Calvinist profession of faith

The Scots Confession (also called the Scots Confession of 1560) is a Confession of Faith written in 1560 by six leaders of the Protestant Reformation in Scotland. The text of the Confession was the first subordinate standard for the Protestant church in Scotland. Along with the Book of Discipline and the Book of Common Order, this is considered to be a formational document for the Church of Scotland during the time.

In August 1560 the Parliament of Scotland agreed to reform the religion of the country. To enable them to decide what the Reformed Faith was to be, they set John Knox as the superintendent over John Winram, John Spottiswood, John Willock, John Douglas, and John Row, known hereafter as "the Six Johns", to prepare a Confession of Faith. This they did in four days. The 25 Chapters of the Confession spell out a contemporary statement of the Christian faith as understood by the followers of John Calvin during his lifetime. Although the Confession and its accompanying documents were the product of the joint effort of the Six Johns, its authorship is customarily attributed to John Knox.

While the Parliament approved the Confession on 27 August 1560, acting outside the terms of the Treaty of Edinburgh to do so, Mary, Queen of Scots, a Roman Catholic, refused to agree, and the Confession was not approved by the monarch until 1567, after Mary's overthrow.
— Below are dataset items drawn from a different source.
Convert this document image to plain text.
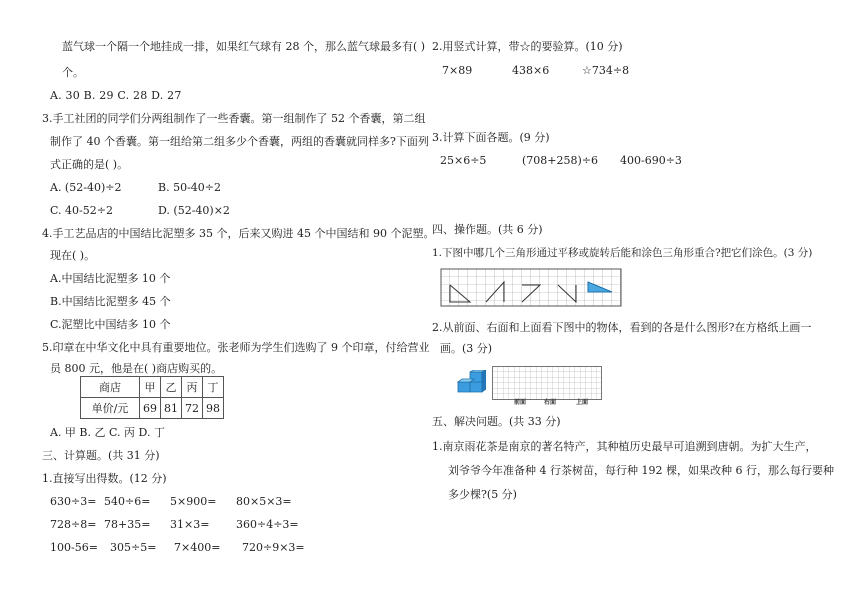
蓝气球一个隔一个地挂成一排，如果红气球有 28 个，那么蓝气球最多有( )
个。
A. 30 B. 29 C. 28 D. 27
3.手工社团的同学们分两组制作了一些香囊。第一组制作了 52 个香囊，第二组
制作了 40 个香囊。第一组给第二组多少个香囊，两组的香囊就同样多?下面列
式正确的是( )。
A. (52-40)÷2	B. 50-40÷2
C. 40-52÷2	D. (52-40)×2
4.手工艺品店的中国结比泥塑多 35 个，后来又购进 45 个中国结和 90 个泥塑。
现在( )。
A.中国结比泥塑多 10 个
B.中国结比泥塑多 45 个
C.泥塑比中国结多 10 个
5.印章在中华文化中具有重要地位。张老师为学生们选购了 9 个印章，付给营业
员 800 元，他是在( )商店购买的。
商店	甲	乙	丙	丁
单价/元	69	81	72	98
A. 甲 B. 乙 C. 丙 D. 丁
三、计算题。(共 31 分)
1.直接写出得数。(12 分)
630÷3= 540÷6= 5×900= 80×5×3=
728÷8= 78+35= 31×3= 360÷4÷3=
100-56= 305÷5= 7×400= 720÷9×3=
2.用竖式计算，带☆的要验算。(10 分)
7×89	438×6	☆734÷8
3.计算下面各题。(9 分)
25×6÷5	(708+258)÷6 400-690÷3
四、操作题。(共 6 分)
1.下图中哪几个三角形通过平移或旋转后能和涂色三角形重合?把它们涂色。(3 分)
2.从前面、右面和上面看下图中的物体，看到的各是什么图形?在方格纸上画一
画。(3 分)
前面	右面	上面
五、解决问题。(共 33 分)
1.南京雨花茶是南京的著名特产，其种植历史最早可追溯到唐朝。为扩大生产，
刘爷爷今年准备种 4 行茶树苗，每行种 192 棵，如果改种 6 行，那么每行要种
多少棵?(5 分)
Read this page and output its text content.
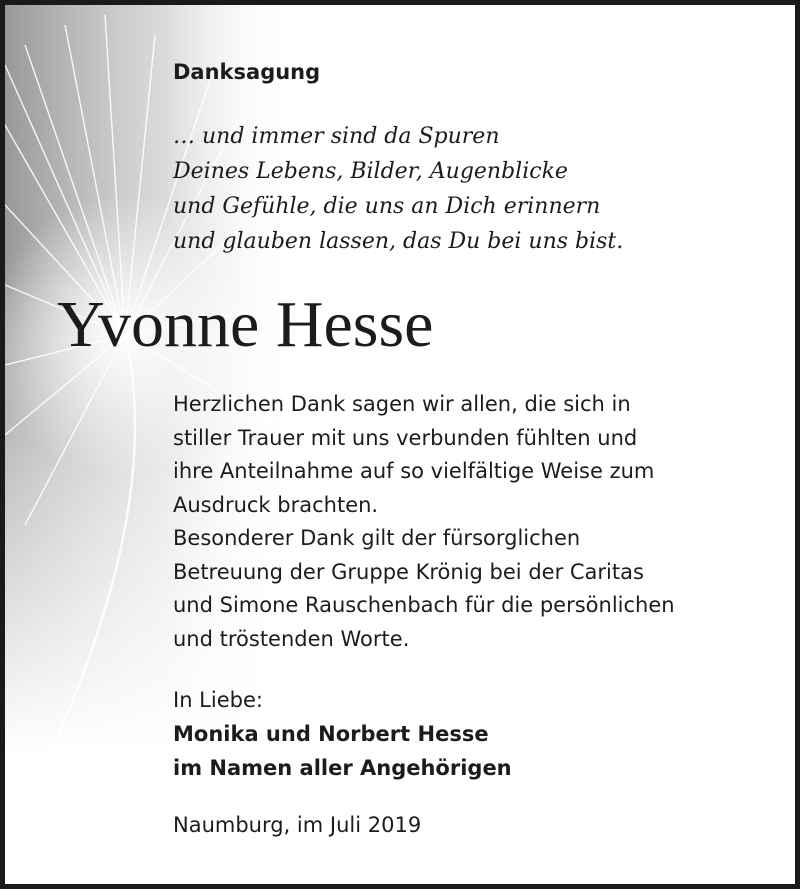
Danksagung
… und immer sind da Spuren
Deines Lebens, Bilder, Augenblicke
und Gefühle, die uns an Dich erinnern
und glauben lassen, das Du bei uns bist.
Yvonne Hesse
Herzlichen Dank sagen wir allen, die sich in
stiller Trauer mit uns verbunden fühlten und
ihre Anteilnahme auf so vielfältige Weise zum
Ausdruck brachten.
Besonderer Dank gilt der fürsorglichen
Betreuung der Gruppe Krönig bei der Caritas
und Simone Rauschenbach für die persönlichen
und tröstenden Worte.
In Liebe:
Monika und Norbert Hesse
im Namen aller Angehörigen
Naumburg, im Juli 2019
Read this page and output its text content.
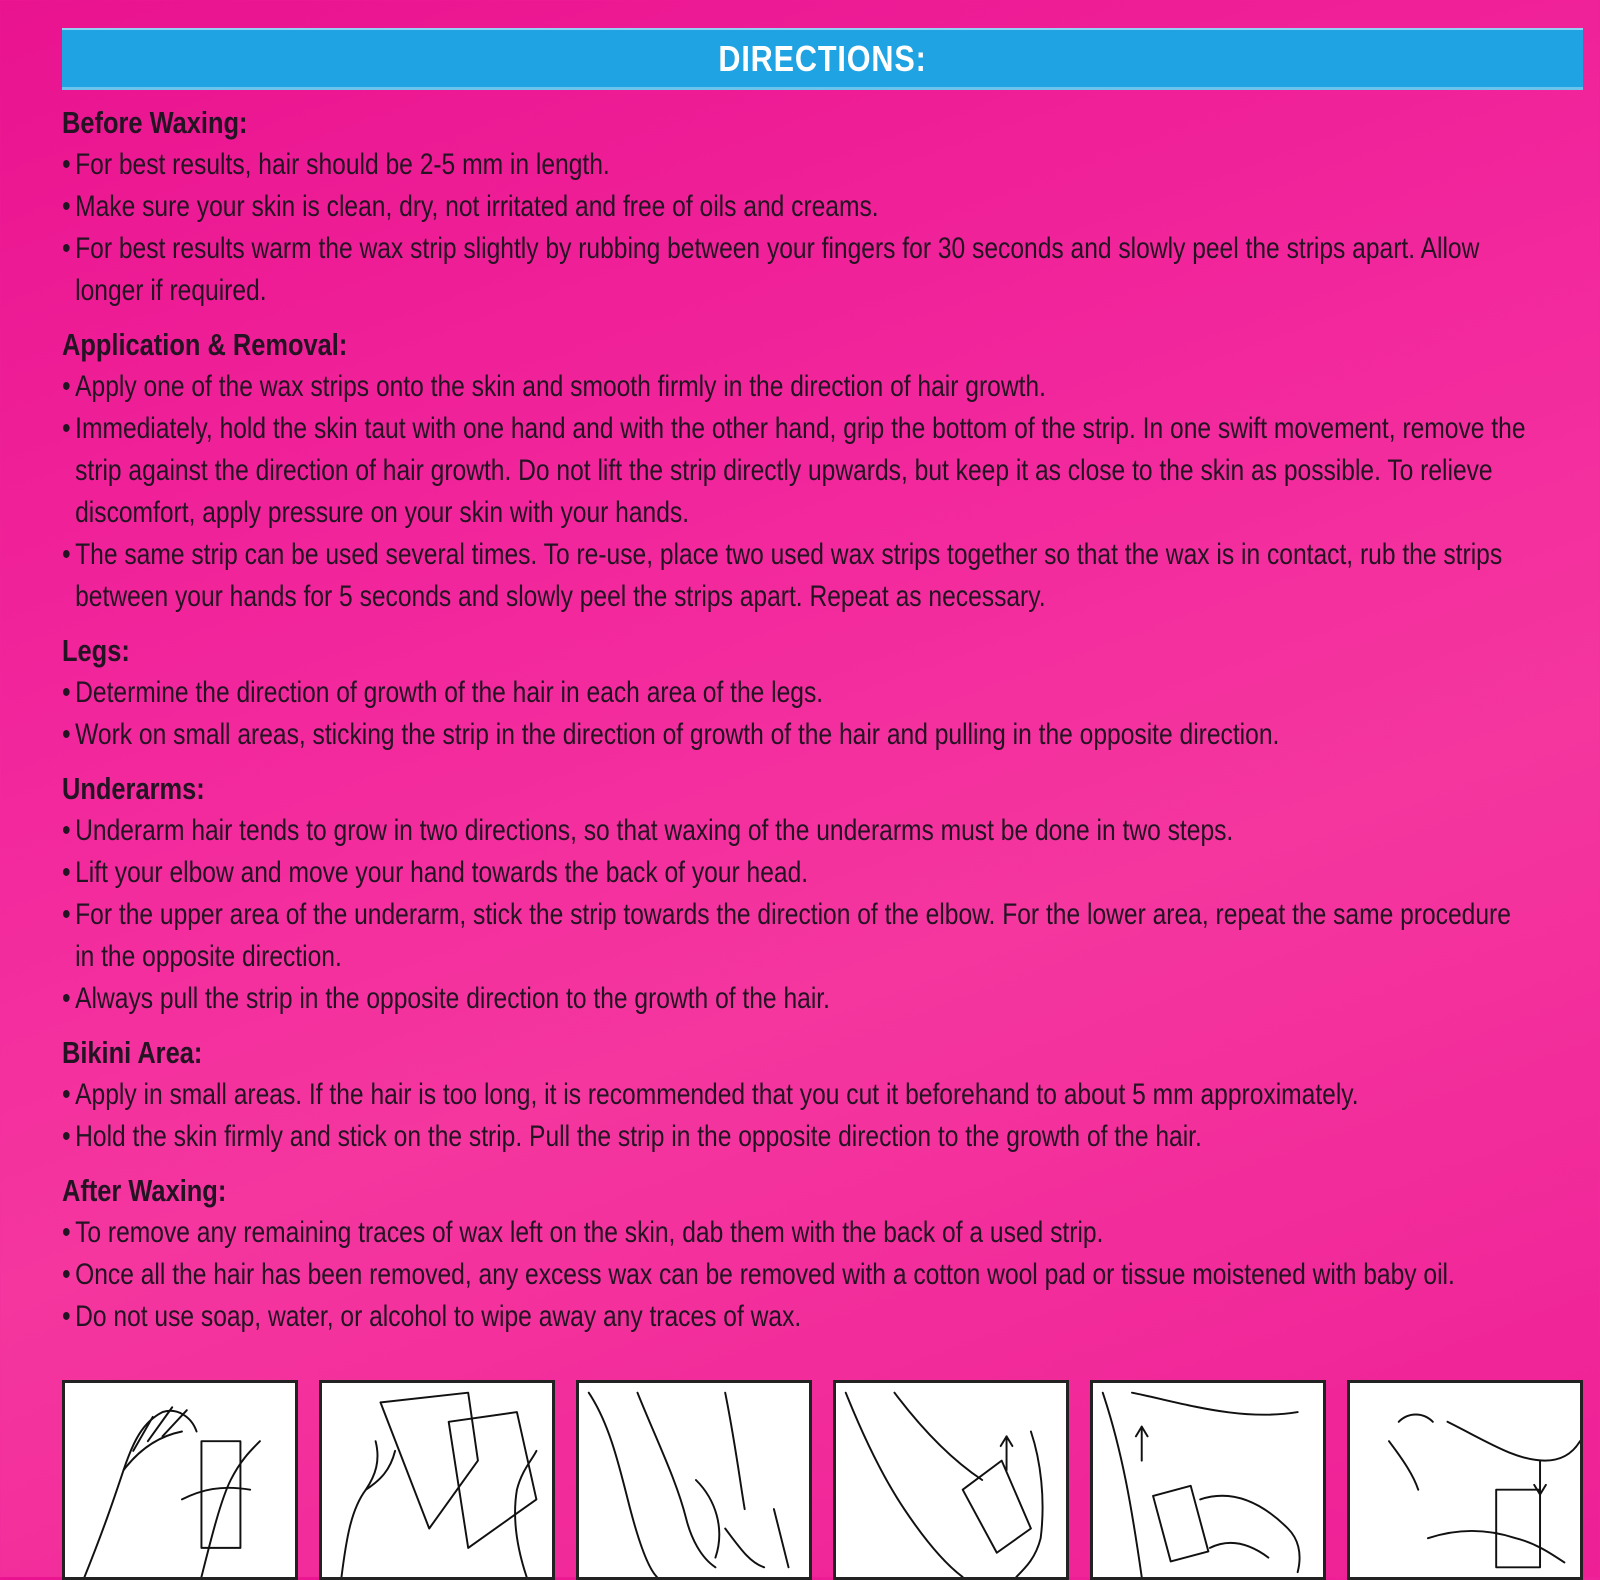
DIRECTIONS:
Before Waxing:
• For best results, hair should be 2-5 mm in length.
• Make sure your skin is clean, dry, not irritated and free of oils and creams.
• For best results warm the wax strip slightly by rubbing between your fingers for 30 seconds and slowly peel the strips apart. Allow longer if required.
Application & Removal:
• Apply one of the wax strips onto the skin and smooth firmly in the direction of hair growth.
• Immediately, hold the skin taut with one hand and with the other hand, grip the bottom of the strip. In one swift movement, remove the strip against the direction of hair growth. Do not lift the strip directly upwards, but keep it as close to the skin as possible. To relieve discomfort, apply pressure on your skin with your hands.
• The same strip can be used several times. To re-use, place two used wax strips together so that the wax is in contact, rub the strips between your hands for 5 seconds and slowly peel the strips apart. Repeat as necessary.
Legs:
• Determine the direction of growth of the hair in each area of the legs.
• Work on small areas, sticking the strip in the direction of growth of the hair and pulling in the opposite direction.
Underarms:
• Underarm hair tends to grow in two directions, so that waxing of the underarms must be done in two steps.
• Lift your elbow and move your hand towards the back of your head.
• For the upper area of the underarm, stick the strip towards the direction of the elbow. For the lower area, repeat the same procedure in the opposite direction.
• Always pull the strip in the opposite direction to the growth of the hair.
Bikini Area:
• Apply in small areas. If the hair is too long, it is recommended that you cut it beforehand to about 5 mm approximately.
• Hold the skin firmly and stick on the strip. Pull the strip in the opposite direction to the growth of the hair.
After Waxing:
• To remove any remaining traces of wax left on the skin, dab them with the back of a used strip.
• Once all the hair has been removed, any excess wax can be removed with a cotton wool pad or tissue moistened with baby oil.
• Do not use soap, water, or alcohol to wipe away any traces of wax.
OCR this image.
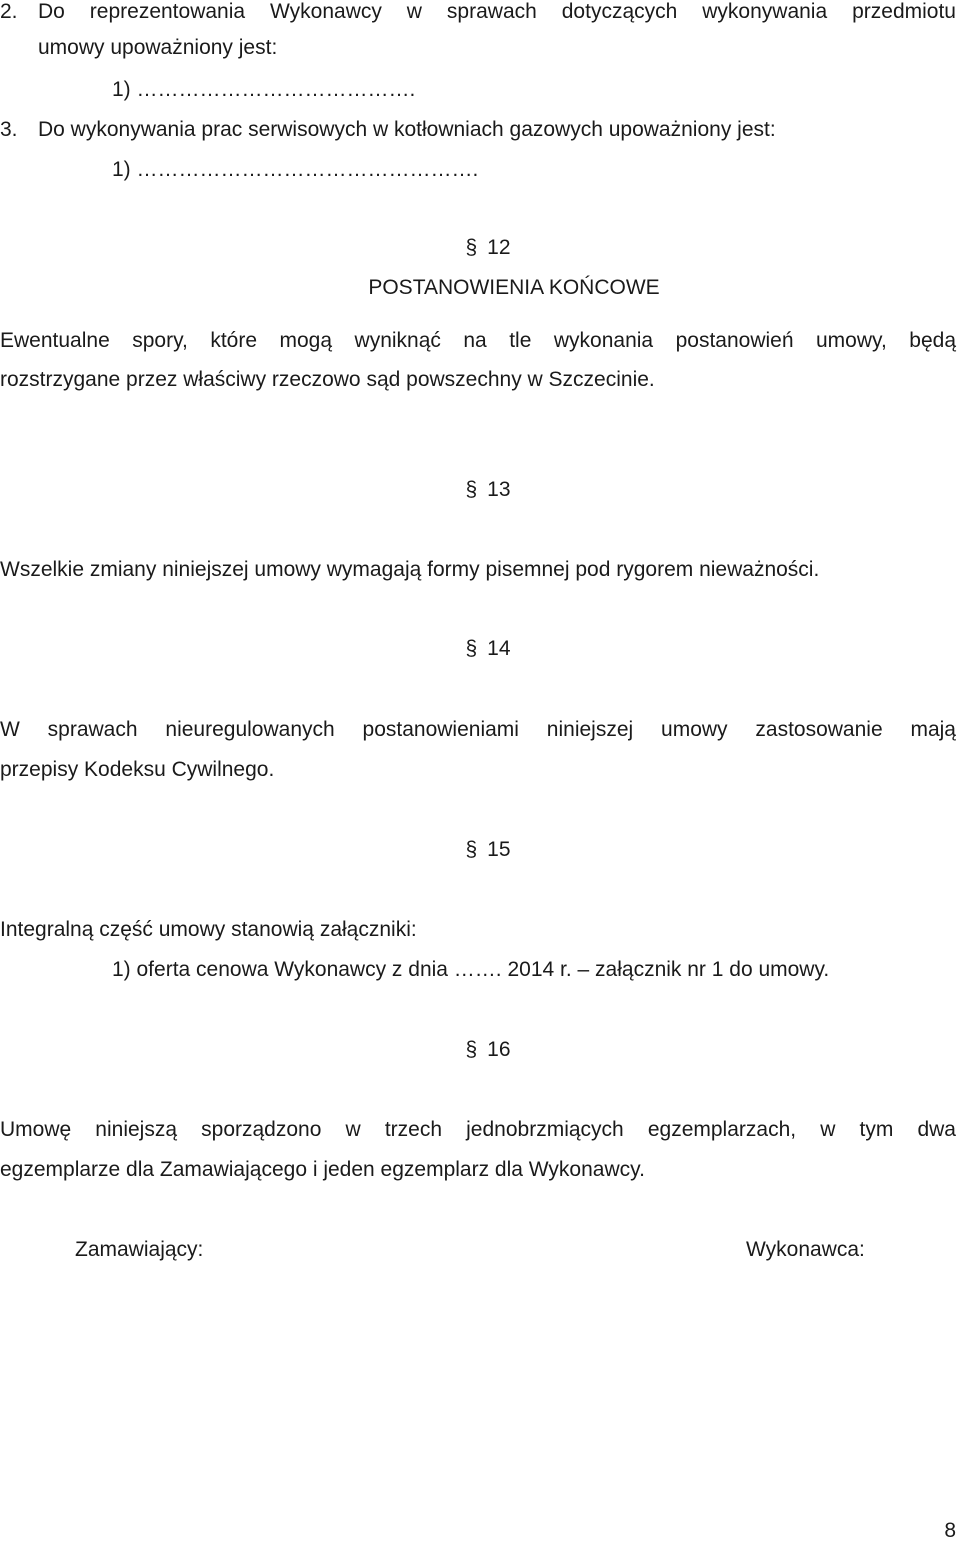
2. Do reprezentowania Wykonawcy w sprawach dotyczących wykonywania przedmiotu
umowy upoważniony jest:
1) ………………………………….
3. Do wykonywania prac serwisowych w kotłowniach gazowych upoważniony jest:
1) ………………………………………….
§ 12
POSTANOWIENIA KOŃCOWE
Ewentualne spory, które mogą wyniknąć na tle wykonania postanowień umowy, będą
rozstrzygane przez właściwy rzeczowo sąd powszechny w Szczecinie.
§ 13
Wszelkie zmiany niniejszej umowy wymagają formy pisemnej pod rygorem nieważności.
§ 14
W sprawach nieuregulowanych postanowieniami niniejszej umowy zastosowanie mają
przepisy Kodeksu Cywilnego.
§ 15
Integralną część umowy stanowią załączniki:
1) oferta cenowa Wykonawcy z dnia ……. 2014 r. – załącznik nr 1 do umowy.
§ 16
Umowę niniejszą sporządzono w trzech jednobrzmiących egzemplarzach, w tym dwa
egzemplarze dla Zamawiającego i jeden egzemplarz dla Wykonawcy.
Zamawiający:	Wykonawca:
8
It remained the Confession of the Church of Scotland until it was superseded by the Westminster Confession of Faith on 27 August 1647. However, the confession itself begins by stating that the Parliament "ratifeit and apprevit [the confession] as wholesome and sound doctrine grounded upon the infallible truth of God's word"; thus, though changes within societies may have diminished its relevance, believers hold that the authority of its statements is rooted not in parliamentary approval but in, as it says, "the infallible truth of God's word".

In 1967, it was included in the United Presbyterian Church in the U.S.A.'s Book of Confessions alongside various other confessional standards, and remains in the current Presbyterian Church (U.S.A.)'s Book of Confessions.

As the Confession of Faith Ratification Act 1560, the Confession remains part of Scots law.